Let’s consider another scenario. You come home from a track meet one night around nine. You have to shower, eat dinner, and do all your homework; you have fifty pages of Catcher in the Rye to read for tomorrow, some textbook work for your history class, studying for a computer science quiz, and on top of it all, you have some Khan Academy due at midnight. So, why shouldn’t you just open up Mathway and get the Khan out of the way? After all, you need to prioritize; you can’t waste time on some simple math assignment you probably know how to do anyway; you want to get to sleep before two. At the end of the day, you’ll get a 100 on the assignment, and you’ll get to sleep as well. 

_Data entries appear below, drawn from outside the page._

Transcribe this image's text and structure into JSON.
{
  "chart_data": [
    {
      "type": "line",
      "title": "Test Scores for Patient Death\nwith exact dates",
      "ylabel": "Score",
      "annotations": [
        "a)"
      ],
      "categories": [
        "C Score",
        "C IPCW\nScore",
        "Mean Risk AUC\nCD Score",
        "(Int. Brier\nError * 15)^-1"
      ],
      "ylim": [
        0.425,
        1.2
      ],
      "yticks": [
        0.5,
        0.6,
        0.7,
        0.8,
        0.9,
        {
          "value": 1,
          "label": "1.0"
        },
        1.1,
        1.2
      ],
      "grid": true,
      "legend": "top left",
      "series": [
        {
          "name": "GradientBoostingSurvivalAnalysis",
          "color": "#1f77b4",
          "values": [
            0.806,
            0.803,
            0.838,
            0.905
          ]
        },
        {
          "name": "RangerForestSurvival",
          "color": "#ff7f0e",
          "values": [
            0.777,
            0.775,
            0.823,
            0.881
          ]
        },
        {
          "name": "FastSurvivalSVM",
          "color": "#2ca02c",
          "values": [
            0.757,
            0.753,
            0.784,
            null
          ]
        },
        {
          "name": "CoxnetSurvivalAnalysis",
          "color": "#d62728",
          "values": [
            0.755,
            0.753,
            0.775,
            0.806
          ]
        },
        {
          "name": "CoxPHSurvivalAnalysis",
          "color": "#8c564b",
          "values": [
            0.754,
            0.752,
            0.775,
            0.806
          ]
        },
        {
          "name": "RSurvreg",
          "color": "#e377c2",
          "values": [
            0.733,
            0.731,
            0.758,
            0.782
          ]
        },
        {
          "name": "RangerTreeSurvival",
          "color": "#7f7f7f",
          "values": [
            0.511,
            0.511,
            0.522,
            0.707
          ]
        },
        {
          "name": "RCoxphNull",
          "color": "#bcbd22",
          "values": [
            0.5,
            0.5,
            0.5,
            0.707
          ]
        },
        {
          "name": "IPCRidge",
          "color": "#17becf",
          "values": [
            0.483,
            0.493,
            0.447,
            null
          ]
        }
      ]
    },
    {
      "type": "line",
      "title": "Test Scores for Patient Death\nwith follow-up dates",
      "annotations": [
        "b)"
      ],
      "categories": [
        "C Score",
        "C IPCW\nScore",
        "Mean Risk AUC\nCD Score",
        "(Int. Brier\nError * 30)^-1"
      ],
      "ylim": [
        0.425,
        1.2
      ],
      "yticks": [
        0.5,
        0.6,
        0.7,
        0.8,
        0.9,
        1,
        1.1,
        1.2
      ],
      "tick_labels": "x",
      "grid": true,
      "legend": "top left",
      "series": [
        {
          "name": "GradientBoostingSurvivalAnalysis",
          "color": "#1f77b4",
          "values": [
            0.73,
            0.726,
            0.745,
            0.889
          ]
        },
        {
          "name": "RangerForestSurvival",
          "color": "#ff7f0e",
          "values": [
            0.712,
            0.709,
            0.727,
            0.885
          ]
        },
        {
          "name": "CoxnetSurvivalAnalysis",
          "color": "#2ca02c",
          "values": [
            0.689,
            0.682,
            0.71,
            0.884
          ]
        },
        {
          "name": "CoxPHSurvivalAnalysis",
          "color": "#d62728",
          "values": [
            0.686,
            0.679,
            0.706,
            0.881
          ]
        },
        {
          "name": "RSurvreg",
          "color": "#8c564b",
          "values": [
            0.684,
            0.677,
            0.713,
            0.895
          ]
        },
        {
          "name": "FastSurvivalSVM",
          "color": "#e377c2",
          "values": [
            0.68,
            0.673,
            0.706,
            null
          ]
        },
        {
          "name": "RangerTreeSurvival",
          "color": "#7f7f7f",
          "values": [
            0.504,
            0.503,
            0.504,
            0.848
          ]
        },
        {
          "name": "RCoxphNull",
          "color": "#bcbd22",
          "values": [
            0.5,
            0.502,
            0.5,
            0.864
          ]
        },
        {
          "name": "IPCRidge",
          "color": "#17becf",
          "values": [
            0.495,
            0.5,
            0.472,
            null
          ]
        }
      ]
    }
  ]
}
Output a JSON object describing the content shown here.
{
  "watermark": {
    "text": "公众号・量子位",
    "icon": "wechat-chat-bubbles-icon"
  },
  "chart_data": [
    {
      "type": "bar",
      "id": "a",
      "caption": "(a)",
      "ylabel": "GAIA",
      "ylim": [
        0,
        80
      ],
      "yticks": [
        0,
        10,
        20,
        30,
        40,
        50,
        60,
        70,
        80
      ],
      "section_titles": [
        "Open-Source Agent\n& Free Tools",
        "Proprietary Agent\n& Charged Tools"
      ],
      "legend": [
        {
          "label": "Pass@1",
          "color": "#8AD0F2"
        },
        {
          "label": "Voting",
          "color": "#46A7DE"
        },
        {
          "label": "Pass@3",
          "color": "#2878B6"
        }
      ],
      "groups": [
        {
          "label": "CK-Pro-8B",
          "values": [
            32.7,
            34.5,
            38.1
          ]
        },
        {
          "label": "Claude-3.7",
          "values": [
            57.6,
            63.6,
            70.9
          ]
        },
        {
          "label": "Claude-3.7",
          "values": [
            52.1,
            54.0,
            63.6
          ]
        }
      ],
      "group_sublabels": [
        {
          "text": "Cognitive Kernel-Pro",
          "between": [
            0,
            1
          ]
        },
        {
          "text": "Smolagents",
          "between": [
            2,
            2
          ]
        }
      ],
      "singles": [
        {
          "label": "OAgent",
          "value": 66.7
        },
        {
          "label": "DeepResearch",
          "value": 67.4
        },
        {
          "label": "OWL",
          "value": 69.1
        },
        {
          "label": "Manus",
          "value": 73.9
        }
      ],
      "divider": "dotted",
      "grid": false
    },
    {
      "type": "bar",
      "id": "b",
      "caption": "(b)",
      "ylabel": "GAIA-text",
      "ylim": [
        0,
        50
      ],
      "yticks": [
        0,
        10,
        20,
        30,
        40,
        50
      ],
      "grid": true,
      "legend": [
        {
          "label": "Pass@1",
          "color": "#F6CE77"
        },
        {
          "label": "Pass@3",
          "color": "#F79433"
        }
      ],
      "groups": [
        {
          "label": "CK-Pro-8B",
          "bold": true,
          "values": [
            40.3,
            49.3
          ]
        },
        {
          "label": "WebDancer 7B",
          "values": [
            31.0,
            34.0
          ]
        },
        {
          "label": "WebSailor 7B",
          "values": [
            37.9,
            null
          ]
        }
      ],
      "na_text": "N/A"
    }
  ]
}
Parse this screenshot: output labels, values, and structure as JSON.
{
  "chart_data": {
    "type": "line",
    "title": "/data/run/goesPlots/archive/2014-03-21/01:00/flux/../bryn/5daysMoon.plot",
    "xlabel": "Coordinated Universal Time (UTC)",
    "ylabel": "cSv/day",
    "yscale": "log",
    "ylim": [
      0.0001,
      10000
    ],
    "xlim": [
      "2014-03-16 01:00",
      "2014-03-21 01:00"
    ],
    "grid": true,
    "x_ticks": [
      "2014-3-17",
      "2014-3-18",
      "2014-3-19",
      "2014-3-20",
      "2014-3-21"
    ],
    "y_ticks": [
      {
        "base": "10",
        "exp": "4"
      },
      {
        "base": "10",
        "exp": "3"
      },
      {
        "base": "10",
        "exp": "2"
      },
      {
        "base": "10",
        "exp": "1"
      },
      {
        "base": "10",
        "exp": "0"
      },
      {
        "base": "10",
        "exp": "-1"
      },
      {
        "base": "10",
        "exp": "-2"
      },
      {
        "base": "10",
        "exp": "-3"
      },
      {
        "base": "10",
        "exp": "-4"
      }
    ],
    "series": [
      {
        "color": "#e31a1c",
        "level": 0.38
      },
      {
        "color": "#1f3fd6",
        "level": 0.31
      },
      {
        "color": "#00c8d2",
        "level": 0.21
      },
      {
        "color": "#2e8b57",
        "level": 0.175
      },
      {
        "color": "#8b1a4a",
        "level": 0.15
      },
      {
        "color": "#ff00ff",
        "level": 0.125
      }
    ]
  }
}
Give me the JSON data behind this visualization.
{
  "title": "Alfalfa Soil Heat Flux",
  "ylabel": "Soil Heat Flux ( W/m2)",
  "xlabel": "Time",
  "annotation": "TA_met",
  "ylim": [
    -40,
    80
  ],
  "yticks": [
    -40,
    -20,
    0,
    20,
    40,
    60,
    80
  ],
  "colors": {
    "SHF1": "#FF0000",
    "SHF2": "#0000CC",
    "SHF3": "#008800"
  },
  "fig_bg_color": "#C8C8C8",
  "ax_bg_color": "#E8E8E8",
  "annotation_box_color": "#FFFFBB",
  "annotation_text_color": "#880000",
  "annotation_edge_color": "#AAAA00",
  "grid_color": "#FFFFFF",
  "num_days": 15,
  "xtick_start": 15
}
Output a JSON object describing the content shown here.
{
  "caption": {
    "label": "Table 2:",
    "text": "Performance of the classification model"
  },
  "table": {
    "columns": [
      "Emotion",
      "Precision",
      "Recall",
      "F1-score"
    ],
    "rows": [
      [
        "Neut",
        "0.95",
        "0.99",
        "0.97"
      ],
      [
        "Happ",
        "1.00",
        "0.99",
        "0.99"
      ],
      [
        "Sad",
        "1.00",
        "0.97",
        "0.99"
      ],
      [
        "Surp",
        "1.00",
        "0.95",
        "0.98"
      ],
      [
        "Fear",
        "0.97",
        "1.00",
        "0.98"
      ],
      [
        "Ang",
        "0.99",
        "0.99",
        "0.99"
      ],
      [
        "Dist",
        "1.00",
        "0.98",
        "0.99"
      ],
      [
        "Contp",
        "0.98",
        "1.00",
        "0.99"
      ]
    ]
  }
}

I’m not defending academic dishonesty; I know it’s wrong.  What I want to do, however, is dispel the idea that students are cheating because they are ignorant or lazy. This new wave of academic dishonesty is a byproduct of the society in which modern students are being raised. Despite what we are told by schools about character and honesty, at the end of the day students believe (rightly, perhaps) that their GPA is all that really matters. After all, there’s no spot for a “character rating” on your resume. 

We are taught to prioritize; to take difficult, challenging classes; to work in the most efficient way possible; to use technology to our advantage. It is not so much of a leap to use that same technology to get homework answers in the easiest way possible. 

In today’s academic society, there is a Machavellian impression that the ends always justify the means; that the person who got the A-plus by cheating is just more clever than the person who got the honest B; after all, all colleges will see is the grade. It is the byproduct of the society that is less about learning, and more about scores; be it GPA, SAT, ACT, or AP. 

So how do we fix it? I have no simple answer. But we need to take a hard look at the environment in which students are being raised, and remember that how you get there is just as important as where you end up.